It was a special day with my Bear Bear. We built the tallest block towers; took in the adventures of Thomas & Friends, spending time with the talkative trains and the lessons of nice that one can learn while on the Island of Sodor. We spent time in the home office playing numbers on Bamby’s calculator, read books and fell asleep to lullabies. We ate healthy and not-so-healthy snacks, marveled at the crazy hair of the dolls his sister and his girl cousins seem so enamored with. We had a rather quiet, loving day. He talked up a storm—some I understood, some I did not however, many times I was asked from this beautiful tiny soul light, “You happy Gamey?” “I am Bear”, I’d reply. “I happy Gamey”. . . and my heart would skip a beat and I’d become filled with the softest, most gentle, totally enveloping sensation—unconditional love.

Unconditional Love I define as the strongest form of Love. A Love given freely with no expectation of receiving anything in return. A Love hard-wired with forgiveness. A fearless Love, a total giving of the self Love. A Love disconnected from ego. A Love that enters the heart as a sensation yet leaves as an action. A Love existing solely to bring happiness and joy.

A two year old, with his life experience consisting of having his every need and want cared for and met; a toddler learning to share, to talk, to run, to maneuver the ups and downs of a staircase is concerned with my happiness. Participating in this moment, listening as Bear Bear communicates his heart, shows me he is made of a natural, true, pure form of organic love.

It's important to nurture that which has been given to the heart from the soul. I can accept my part in this calling to our Village; in this responsibility of helping, teaching Bear to hold onto Love by allowing this special moment to change me. Special—a word Matty used oftentimes in describing his children. “Mom, my kids are going to be special”. I’d shield an internal smile, agree with him wholeheartedly. I've learned and observed objectivity seems to fly out the window when it comes to our own children—and don’t we all think our children are Special!

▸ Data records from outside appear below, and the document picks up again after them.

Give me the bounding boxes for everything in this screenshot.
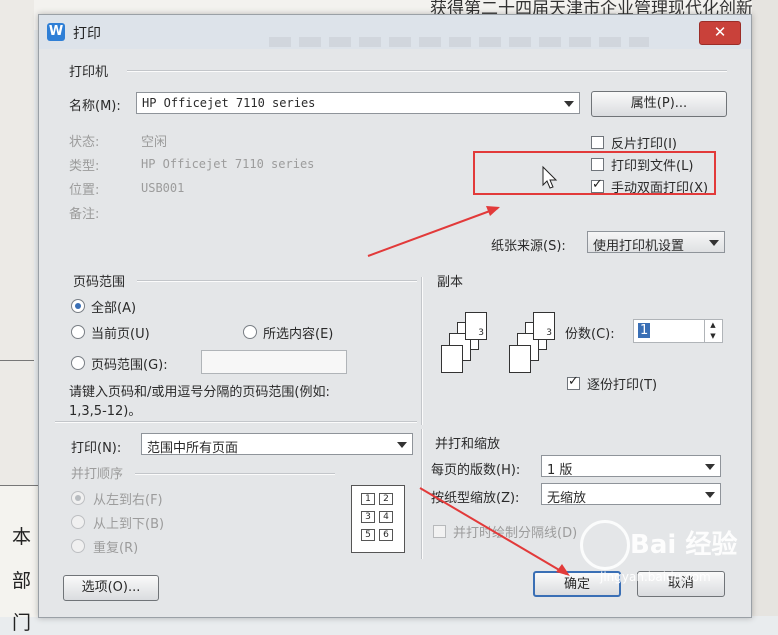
watermark-url: jingyan.baidu.com (600, 570, 711, 584)
annotation-arrow (419, 487, 567, 575)
annotation-arrowhead (486, 206, 500, 216)
baidu-watermark: Bai 经验 jingyan.baidu.com (560, 518, 750, 598)
watermark-brand: Bai 经验 (630, 530, 738, 560)
annotation-arrow (367, 207, 499, 257)
mouse-cursor-icon (542, 165, 558, 189)
baidu-paw-icon (580, 520, 630, 570)
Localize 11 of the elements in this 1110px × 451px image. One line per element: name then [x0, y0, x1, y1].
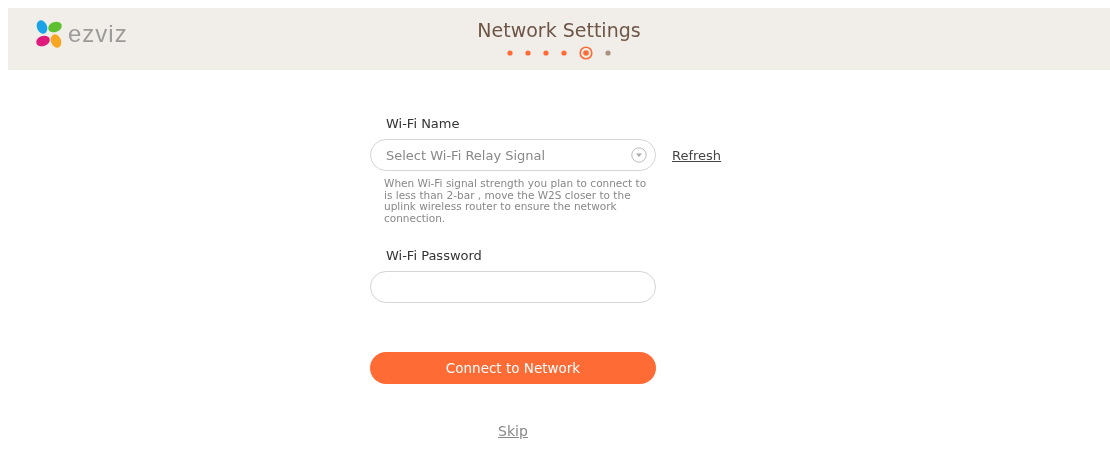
- field-label: Wi-Fi Name: [386, 116, 460, 131]
- field-label: Wi-Fi Password: [386, 248, 482, 263]
- password-field[interactable]: [370, 271, 656, 303]
- skip-link[interactable]: Skip: [498, 423, 528, 439]
- connect-button[interactable]: Connect to Network: [370, 352, 656, 384]
- hint-text: When Wi-Fi signal strength you plan to connect to is less than 2-bar , move the W2S closer to the uplink wireless router to ensure the network connection.: [384, 178, 648, 224]
- dropdown-icon: [631, 147, 647, 163]
- refresh-link[interactable]: Refresh: [672, 147, 722, 163]
- logo-icon: [34, 19, 64, 49]
- logo-text: ezviz: [68, 20, 128, 48]
- page-title: Network Settings: [477, 19, 641, 41]
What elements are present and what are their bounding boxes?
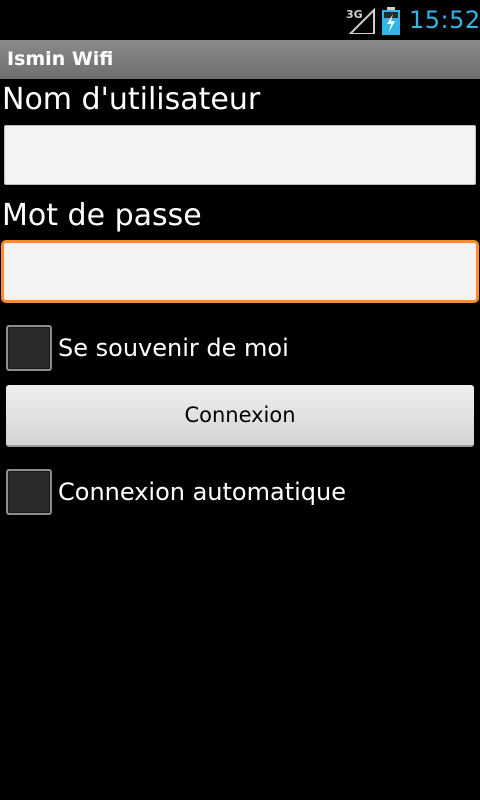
app-title: Ismin Wifi	[7, 48, 114, 70]
auto-connect-label[interactable]: Connexion automatique	[58, 478, 346, 506]
signal-icon	[348, 8, 375, 34]
connect-button[interactable]: Connexion	[6, 385, 474, 447]
username-field[interactable]	[4, 125, 476, 185]
auto-connect-checkbox[interactable]	[6, 469, 52, 515]
username-input[interactable]	[5, 126, 475, 184]
remember-me-label[interactable]: Se souvenir de moi	[58, 334, 289, 362]
remember-me-row[interactable]: Se souvenir de moi	[6, 325, 289, 371]
username-label: Nom d'utilisateur	[2, 82, 261, 117]
status-bar: 3G 15:52	[0, 0, 480, 40]
password-input[interactable]	[4, 243, 476, 300]
password-field[interactable]	[1, 240, 479, 303]
password-label: Mot de passe	[2, 198, 202, 233]
auto-connect-row[interactable]: Connexion automatique	[6, 469, 346, 515]
remember-me-checkbox[interactable]	[6, 325, 52, 371]
app-title-bar: Ismin Wifi	[0, 40, 480, 79]
battery-charging-icon	[382, 7, 400, 35]
status-clock: 15:52	[409, 6, 480, 34]
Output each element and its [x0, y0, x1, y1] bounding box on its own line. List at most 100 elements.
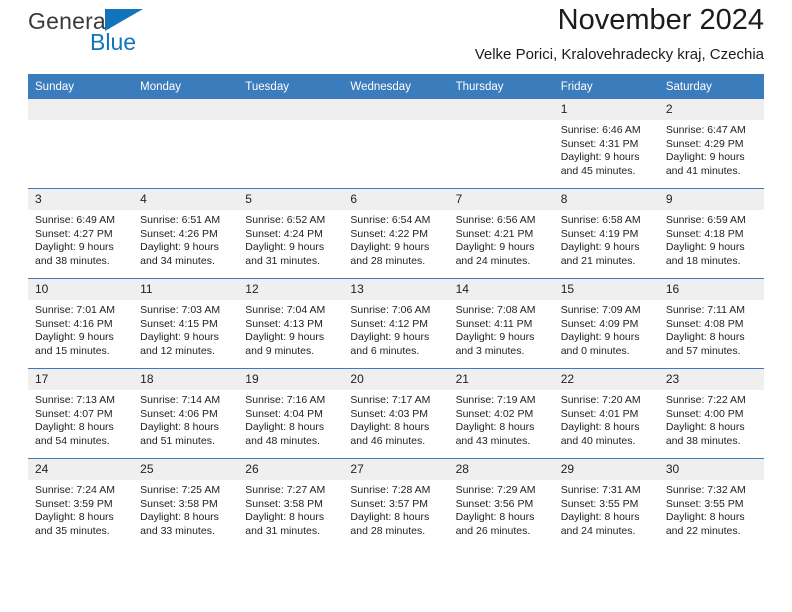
- calendar-day-cell[interactable]: 4 Sunrise: 6:51 AM Sunset: 4:26 PM Daylight…: [133, 188, 239, 279]
- day-number: 17: [28, 369, 134, 390]
- weekday-header-thursday: Thursday: [448, 74, 554, 99]
- calendar-day-cell[interactable]: 25 Sunrise: 7:25 AM Sunset: 3:58 PM Dayligh…: [133, 458, 239, 548]
- title-block: November 2024 Velke Porici, Kralovehrade…: [475, 0, 764, 66]
- sunset-text: Sunset: 4:06 PM: [140, 407, 218, 420]
- daylight-text-line2: and 41 minutes.: [665, 164, 741, 177]
- day-number: 11: [133, 279, 239, 300]
- sunrise-text: Sunrise: 6:58 AM: [560, 214, 641, 226]
- calendar-grid: Sunday Monday Tuesday Wednesday Thursday…: [28, 74, 764, 548]
- calendar-day-cell[interactable]: 8 Sunrise: 6:58 AM Sunset: 4:19 PM Daylight…: [553, 188, 659, 279]
- sunset-text: Sunset: 4:16 PM: [35, 317, 113, 330]
- calendar-day-cell[interactable]: 13 Sunrise: 7:06 AM Sunset: 4:12 PM Dayligh…: [343, 278, 449, 369]
- calendar-day-cell[interactable]: 1 Sunrise: 6:46 AM Sunset: 4:31 PM Daylight…: [553, 99, 659, 189]
- sunset-text: Sunset: 3:58 PM: [140, 497, 218, 510]
- page-header: General Blue November 2024 Velke Porici,…: [28, 0, 764, 74]
- calendar-day-cell[interactable]: 24 Sunrise: 7:24 AM Sunset: 3:59 PM Dayligh…: [28, 458, 134, 548]
- calendar-day-cell[interactable]: 23 Sunrise: 7:22 AM Sunset: 4:00 PM Dayligh…: [658, 368, 764, 459]
- calendar-day-cell[interactable]: 19 Sunrise: 7:16 AM Sunset: 4:04 PM Dayligh…: [238, 368, 344, 459]
- calendar-day-cell[interactable]: 16 Sunrise: 7:11 AM Sunset: 4:08 PM Dayligh…: [658, 278, 764, 369]
- day-sun-info: Sunrise: 7:22 AM Sunset: 4:00 PM Daylight:…: [659, 390, 764, 448]
- day-number: [343, 99, 449, 120]
- sunrise-text: Sunrise: 7:31 AM: [560, 484, 641, 496]
- day-sun-info: Sunrise: 7:09 AM Sunset: 4:09 PM Daylight:…: [554, 300, 659, 358]
- calendar-day-cell[interactable]: 20 Sunrise: 7:17 AM Sunset: 4:03 PM Dayligh…: [343, 368, 449, 459]
- day-number: 20: [343, 369, 449, 390]
- day-sun-info: [449, 120, 554, 124]
- calendar-day-cell-empty: [28, 99, 134, 189]
- calendar-day-cell[interactable]: 29 Sunrise: 7:31 AM Sunset: 3:55 PM Dayligh…: [553, 458, 659, 548]
- sunrise-text: Sunrise: 7:20 AM: [560, 394, 641, 406]
- calendar-day-cell[interactable]: 21 Sunrise: 7:19 AM Sunset: 4:02 PM Dayligh…: [448, 368, 554, 459]
- day-sun-info: Sunrise: 6:49 AM Sunset: 4:27 PM Daylight:…: [28, 210, 133, 268]
- sunrise-text: Sunrise: 7:14 AM: [140, 394, 221, 406]
- sunset-text: Sunset: 4:24 PM: [245, 227, 323, 240]
- day-sun-info: Sunrise: 7:17 AM Sunset: 4:03 PM Daylight:…: [343, 390, 448, 448]
- calendar-day-cell[interactable]: 28 Sunrise: 7:29 AM Sunset: 3:56 PM Dayligh…: [448, 458, 554, 548]
- calendar-day-cell[interactable]: 30 Sunrise: 7:32 AM Sunset: 3:55 PM Dayligh…: [658, 458, 764, 548]
- brand-name-primary: General: [28, 8, 112, 34]
- sunset-text: Sunset: 4:18 PM: [665, 227, 744, 240]
- day-sun-info: Sunrise: 7:31 AM Sunset: 3:55 PM Daylight:…: [554, 480, 659, 538]
- sunset-text: Sunset: 3:57 PM: [350, 497, 429, 510]
- daylight-text-line2: and 31 minutes.: [245, 524, 320, 537]
- calendar-body: 1 Sunrise: 6:46 AM Sunset: 4:31 PM Daylight…: [28, 99, 764, 548]
- sunrise-text: Sunrise: 7:22 AM: [665, 394, 746, 406]
- sunset-text: Sunset: 4:03 PM: [350, 407, 429, 420]
- calendar-day-cell[interactable]: 5 Sunrise: 6:52 AM Sunset: 4:24 PM Daylight…: [238, 188, 344, 279]
- day-number: 5: [238, 189, 344, 210]
- calendar-day-cell[interactable]: 3 Sunrise: 6:49 AM Sunset: 4:27 PM Daylight…: [28, 188, 134, 279]
- daylight-text-line2: and 24 minutes.: [455, 254, 531, 267]
- calendar-day-cell[interactable]: 15 Sunrise: 7:09 AM Sunset: 4:09 PM Dayligh…: [553, 278, 659, 369]
- daylight-text-line2: and 22 minutes.: [665, 524, 741, 537]
- calendar-day-cell[interactable]: 17 Sunrise: 7:13 AM Sunset: 4:07 PM Dayligh…: [28, 368, 134, 459]
- day-number: 15: [553, 279, 659, 300]
- sunset-text: Sunset: 4:04 PM: [245, 407, 323, 420]
- brand-logo-text-general: General: [28, 8, 144, 34]
- calendar-day-cell[interactable]: 2 Sunrise: 6:47 AM Sunset: 4:29 PM Daylight…: [658, 99, 764, 189]
- weekday-header-monday: Monday: [133, 74, 239, 99]
- daylight-text-line1: Daylight: 9 hours: [560, 331, 640, 344]
- sunrise-text: Sunrise: 7:16 AM: [245, 394, 326, 406]
- calendar-day-cell-empty: [238, 99, 344, 189]
- day-sun-info: Sunrise: 7:01 AM Sunset: 4:16 PM Daylight:…: [28, 300, 133, 358]
- sunset-text: Sunset: 4:02 PM: [455, 407, 534, 420]
- calendar-day-cell[interactable]: 9 Sunrise: 6:59 AM Sunset: 4:18 PM Daylight…: [658, 188, 764, 279]
- daylight-text-line2: and 38 minutes.: [35, 254, 110, 267]
- calendar-day-cell[interactable]: 26 Sunrise: 7:27 AM Sunset: 3:58 PM Dayligh…: [238, 458, 344, 548]
- daylight-text-line2: and 24 minutes.: [560, 524, 636, 537]
- calendar-day-cell[interactable]: 27 Sunrise: 7:28 AM Sunset: 3:57 PM Dayligh…: [343, 458, 449, 548]
- daylight-text-line2: and 46 minutes.: [350, 434, 426, 447]
- calendar-day-cell[interactable]: 12 Sunrise: 7:04 AM Sunset: 4:13 PM Dayligh…: [238, 278, 344, 369]
- brand-logo[interactable]: General Blue: [28, 0, 268, 54]
- day-sun-info: Sunrise: 7:32 AM Sunset: 3:55 PM Daylight:…: [659, 480, 764, 538]
- calendar-day-cell[interactable]: 18 Sunrise: 7:14 AM Sunset: 4:06 PM Dayligh…: [133, 368, 239, 459]
- sunset-text: Sunset: 4:15 PM: [140, 317, 218, 330]
- daylight-text-line2: and 6 minutes.: [350, 344, 420, 357]
- day-sun-info: [238, 120, 343, 124]
- calendar-day-cell[interactable]: 6 Sunrise: 6:54 AM Sunset: 4:22 PM Daylight…: [343, 188, 449, 279]
- weekday-header-friday: Friday: [553, 74, 659, 99]
- location-subtitle: Velke Porici, Kralovehradecky kraj, Czec…: [474, 46, 764, 63]
- day-number: 28: [448, 459, 554, 480]
- daylight-text-line1: Daylight: 8 hours: [665, 421, 745, 434]
- day-number: 3: [28, 189, 134, 210]
- calendar-header-row: Sunday Monday Tuesday Wednesday Thursday…: [28, 74, 764, 99]
- calendar-day-cell[interactable]: 11 Sunrise: 7:03 AM Sunset: 4:15 PM Dayligh…: [133, 278, 239, 369]
- calendar-day-cell[interactable]: 14 Sunrise: 7:08 AM Sunset: 4:11 PM Dayligh…: [448, 278, 554, 369]
- calendar-day-cell-empty: [343, 99, 449, 189]
- daylight-text-line1: Daylight: 9 hours: [665, 241, 745, 254]
- day-sun-info: Sunrise: 6:54 AM Sunset: 4:22 PM Daylight:…: [343, 210, 448, 268]
- day-number: 8: [553, 189, 659, 210]
- daylight-text-line1: Daylight: 8 hours: [140, 421, 219, 434]
- day-sun-info: [28, 120, 133, 124]
- calendar-day-cell[interactable]: 22 Sunrise: 7:20 AM Sunset: 4:01 PM Dayligh…: [553, 368, 659, 459]
- day-number: 14: [448, 279, 554, 300]
- sunrise-text: Sunrise: 7:11 AM: [665, 304, 746, 316]
- day-number: 29: [553, 459, 659, 480]
- calendar-day-cell[interactable]: 10 Sunrise: 7:01 AM Sunset: 4:16 PM Dayligh…: [28, 278, 134, 369]
- sunrise-text: Sunrise: 6:46 AM: [560, 124, 641, 136]
- day-number: 10: [28, 279, 134, 300]
- sunset-text: Sunset: 4:12 PM: [350, 317, 429, 330]
- calendar-day-cell[interactable]: 7 Sunrise: 6:56 AM Sunset: 4:21 PM Daylight…: [448, 188, 554, 279]
- daylight-text-line2: and 51 minutes.: [140, 434, 215, 447]
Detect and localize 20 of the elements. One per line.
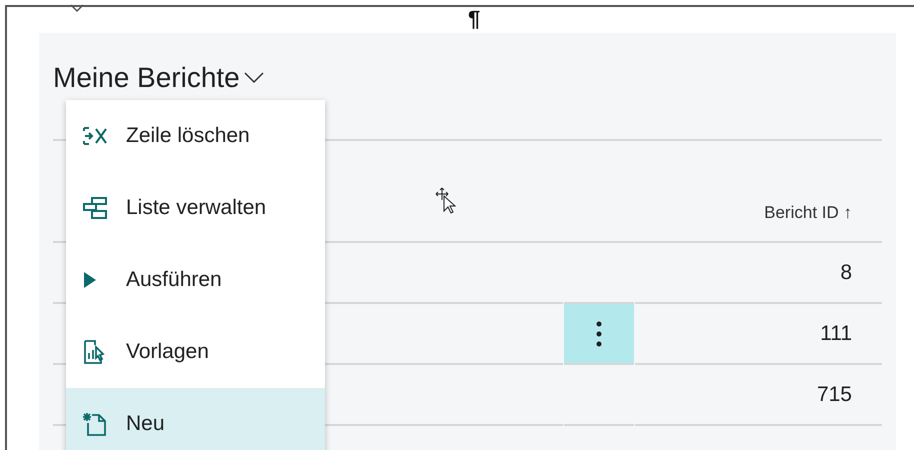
move-cursor-icon <box>434 187 458 215</box>
menu-item[interactable]: Ausführen <box>66 244 325 316</box>
menu-item[interactable]: Vorlagen <box>66 316 325 388</box>
more-vertical-icon <box>596 320 602 346</box>
list-icon <box>82 196 108 220</box>
page-title-dropdown[interactable]: Meine Berichte <box>53 57 264 99</box>
document-icon <box>82 339 106 365</box>
delete-row-icon <box>82 125 108 147</box>
table-cell-text: 8 <box>840 260 852 286</box>
table-cell-text: 111 <box>820 320 852 347</box>
paragraph-mark: ¶ <box>468 8 480 30</box>
row-actions-button[interactable] <box>564 304 634 363</box>
table-cell-text: 715 <box>816 382 852 408</box>
new-document-icon <box>82 411 108 437</box>
menu-item[interactable]: Zeile löschen <box>66 100 325 172</box>
column-header[interactable]: Bericht ID ↑ <box>764 200 852 225</box>
menu-item[interactable]: Liste verwalten <box>66 172 325 244</box>
menu-item[interactable]: Neu <box>66 388 325 450</box>
play-icon <box>82 270 98 290</box>
chevron-down-icon <box>244 72 264 84</box>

The happiness in you is the happiness in me is what I was sensing from Bear Bear. Seeing life with my heart eyes; sharing through his innocence, seeing, feeling a glimpse of our Divine gift of birth. The soul holds the mysteries of life; the answers to the questions who am I, why am I here—remembered rather than forgotten. Bear comes to this life with unconditional love remembered. He is a gentle child who is genuinely happy, loving; a child who learned a way to communicate through song before words paved the way. He would hum a few bars of his favorite TV cartoon signaling to us a channel change was needed. Our bundle of pure joy.

In the past, I’ve associated unconditional love with the parent-child-grandchild relationship. I’m more familiar with Conditional Love, prefaced with an Un- on good/better days for the rest of my heart connections. I seek Knowing, grief has ensured the seeker’s path. To feel a Love so deep that a moment of trauma shatters a family, breaks hearts, turns the meaning of life on its head—I walk a path to greater understanding, to awakening, to peace, to comfort, to joy, to a renewed perspective, to the experience of Knowing. My grief, carrying the added weight of Matty’s family left behind, brings me to this moment of Special. I am beginning to see what Matty sees. Special is a Love remembered and not forgotten. Special blesses me with an awakened view from the eyes of a child—eyes to the window of the soul. Can the practice of unconditional Love lift the sorrow of Matty’s passing; a sorrow generated from a deep Love? Will healing come in the form of a greater Love, a bigger Love, a more true form of Love? Have the pure words of a two year old presented me with the key to a greater spiritual understanding?

UNCONDITIONAL LOVE WHISPERS
Look for me
Find me
See me
Feel me
I live deep within your BE-ING
Grasp me
Hold me
Release me
Share me
Give me
I am Endless
I am Source
I can never be taken away
I was the first gift you ever received
Ah! Is the memory coming back to thee?